Five Foolproof TRX Ab Exercises You’ll Love to Hate

As a former professional swimmer, I may not wear a swimsuit daily anymore, but I still train like I do. So I maintain a healthy love-hate relationship with some stellar TRX core exercises to keep my abs swimsuit-ready. Check out this unexpected array of five money moves that will crush your core and show off that svelte six-pack in no time. The more you hate these core exercises, the more love they give. Say hello to your new besties.

TRX Standing Oblique Rollout: You are my friend … for now.

I can make you easier by stepping away from the anchor and harder by stepping back, so I like you for that. Our friendship diminishes as I roll out and try to stabilize my body on the straps, forcing me to engage my deep stabilizers and lighting up my core in 360 degrees. Don’t push your luck with me.

TRX Pike-Up: You’re a wolf in disguise.

Sure, you’re a hinging exercise for hip mobility and you also challenge shoulder stability, but stop disguising yourself as Down Dog, faker.
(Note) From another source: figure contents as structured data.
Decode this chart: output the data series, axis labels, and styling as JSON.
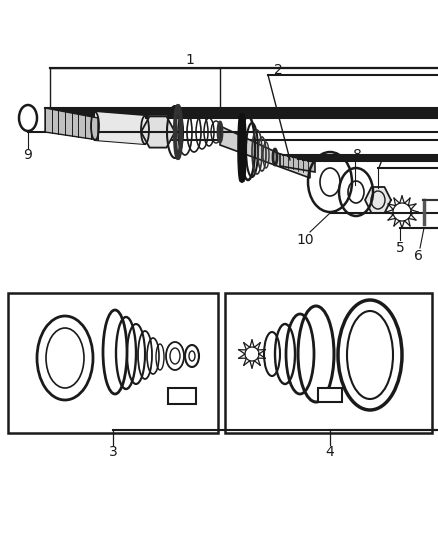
{
  "bg_color": "#ffffff",
  "line_color": "#1a1a1a",
  "fig_width": 4.38,
  "fig_height": 5.33,
  "dpi": 100
}
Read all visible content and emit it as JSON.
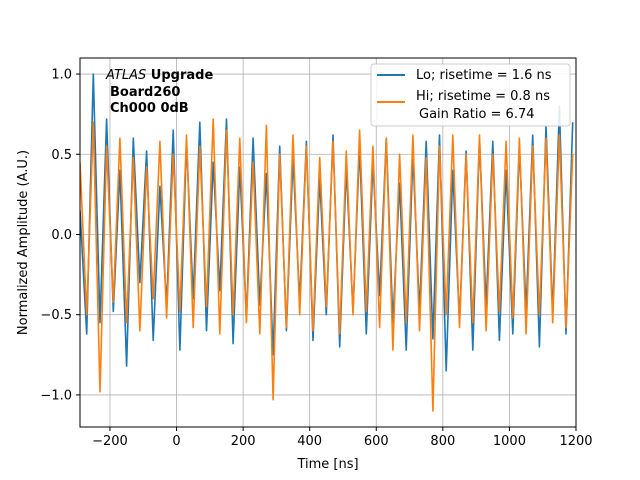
{
  "chart_data": {
    "type": "line",
    "title": "",
    "xlabel": "Time [ns]",
    "ylabel": "Normalized Amplitude (A.U.)",
    "xlim": [
      -290,
      1200
    ],
    "ylim": [
      -1.2,
      1.1
    ],
    "xticks": [
      -200,
      0,
      200,
      400,
      600,
      800,
      1000,
      1200
    ],
    "yticks": [
      -1.0,
      -0.5,
      0.0,
      0.5,
      1.0
    ],
    "xtick_labels": [
      "−200",
      "0",
      "200",
      "400",
      "600",
      "800",
      "1000",
      "1200"
    ],
    "ytick_labels": [
      "−1.0",
      "−0.5",
      "0.0",
      "0.5",
      "1.0"
    ],
    "grid": true,
    "legend_position": "top-right",
    "annotation": {
      "italic": "ATLAS",
      "bold_suffix": " Upgrade",
      "line2": "Board260",
      "line3": "Ch000 0dB"
    },
    "series": [
      {
        "name": "Lo; risetime = 1.6 ns",
        "color": "#1f77b4",
        "x": [
          -290,
          -270,
          -250,
          -230,
          -210,
          -190,
          -170,
          -150,
          -130,
          -110,
          -90,
          -70,
          -50,
          -30,
          -10,
          10,
          30,
          50,
          70,
          90,
          110,
          130,
          150,
          170,
          190,
          210,
          230,
          250,
          270,
          290,
          310,
          330,
          350,
          370,
          390,
          410,
          430,
          450,
          470,
          490,
          510,
          530,
          550,
          570,
          590,
          610,
          630,
          650,
          670,
          690,
          710,
          730,
          750,
          770,
          790,
          810,
          830,
          850,
          870,
          890,
          910,
          930,
          950,
          970,
          990,
          1010,
          1030,
          1050,
          1070,
          1090,
          1110,
          1130,
          1150,
          1170,
          1190
        ],
        "y": [
          0.15,
          -0.62,
          1.0,
          -0.55,
          0.72,
          -0.48,
          0.4,
          -0.82,
          0.6,
          -0.3,
          0.52,
          -0.66,
          0.3,
          -0.45,
          0.65,
          -0.72,
          0.58,
          -0.4,
          0.7,
          -0.6,
          0.45,
          -0.35,
          0.72,
          -0.68,
          0.42,
          -0.52,
          0.6,
          -0.44,
          0.38,
          -0.75,
          0.55,
          -0.6,
          0.48,
          -0.42,
          0.58,
          -0.66,
          0.35,
          -0.5,
          0.62,
          -0.7,
          0.42,
          -0.48,
          0.55,
          -0.62,
          0.45,
          -0.38,
          0.6,
          -0.55,
          0.32,
          -0.72,
          0.5,
          -0.48,
          0.58,
          -0.65,
          0.62,
          -0.85,
          0.4,
          -0.55,
          0.52,
          -0.72,
          0.6,
          -0.45,
          0.58,
          -0.66,
          0.4,
          -0.62,
          0.55,
          -0.48,
          0.62,
          -0.7,
          0.68,
          -0.5,
          0.8,
          -0.62,
          0.7
        ]
      },
      {
        "name": "Hi; risetime = 0.8 ns",
        "color": "#ff7f0e",
        "x": [
          -290,
          -270,
          -250,
          -230,
          -210,
          -190,
          -170,
          -150,
          -130,
          -110,
          -90,
          -70,
          -50,
          -30,
          -10,
          10,
          30,
          50,
          70,
          90,
          110,
          130,
          150,
          170,
          190,
          210,
          230,
          250,
          270,
          290,
          310,
          330,
          350,
          370,
          390,
          410,
          430,
          450,
          470,
          490,
          510,
          530,
          550,
          570,
          590,
          610,
          630,
          650,
          670,
          690,
          710,
          730,
          750,
          770,
          790,
          810,
          830,
          850,
          870,
          890,
          910,
          930,
          950,
          970,
          990,
          1010,
          1030,
          1050,
          1070,
          1090,
          1110,
          1130,
          1150,
          1170,
          1190
        ],
        "y": [
          0.45,
          -0.5,
          0.7,
          -0.98,
          0.55,
          -0.42,
          0.6,
          -0.55,
          0.48,
          -0.6,
          0.42,
          -0.4,
          0.58,
          -0.52,
          0.5,
          -0.48,
          0.62,
          -0.58,
          0.55,
          -0.45,
          0.72,
          -0.62,
          0.65,
          -0.5,
          0.6,
          -0.55,
          0.45,
          -0.62,
          0.68,
          -1.03,
          0.5,
          -0.58,
          0.62,
          -0.5,
          0.55,
          -0.6,
          0.48,
          -0.45,
          0.58,
          -0.62,
          0.52,
          -0.5,
          0.65,
          -0.48,
          0.55,
          -0.58,
          0.6,
          -0.72,
          0.5,
          -0.55,
          0.62,
          -0.6,
          0.48,
          -1.1,
          0.55,
          -0.5,
          0.62,
          -0.58,
          0.5,
          -0.55,
          0.62,
          -0.6,
          0.5,
          -0.48,
          0.58,
          -0.52,
          0.6,
          -0.62,
          0.55,
          -0.5,
          0.6,
          -0.55,
          0.62,
          -0.58,
          0.5
        ]
      }
    ],
    "legend_extra": "Gain Ratio = 6.74"
  }
}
Abs, abs, abs. Burn, burn, burn. And just when I think things can’t get harder, gravity reminds me of its existence as I try to slowly lower my hips back to plank. You’re not a dog. Reveal yourself.

TRX Torso Rotation: Who said we were ever friends?

Targeting my hips, obliques, shoulders and back is cool, but the sneak attack of pain as I come out of rotation is not. Who needs eccentric control anyway? The more I decelerate, the more my torso chisels. Totally just unfriended you.

TRX Side Plank With Hip Drop: You’re banned from the TRX club.

You are Pilates on steroids and you know it. Who needs frontal plane exercises anyway? My lateral chain is pretty strong, yet I weep the next day from armpit to hip. You’re dead to me.

Rip Stick: I despise you.

Dear angry yellow stick: My butt is on fire and my abs and obliques just joined the party. I sooooooo own you, isooooo-metric hold. I’ll use perfect posture to protect my spine and diaphragmatic breathing to increase core stability. I can resist rotation back to the anchor and hold that position for as long as you can, you evil little bar with a leash. I love to hate you. You complete me, bae.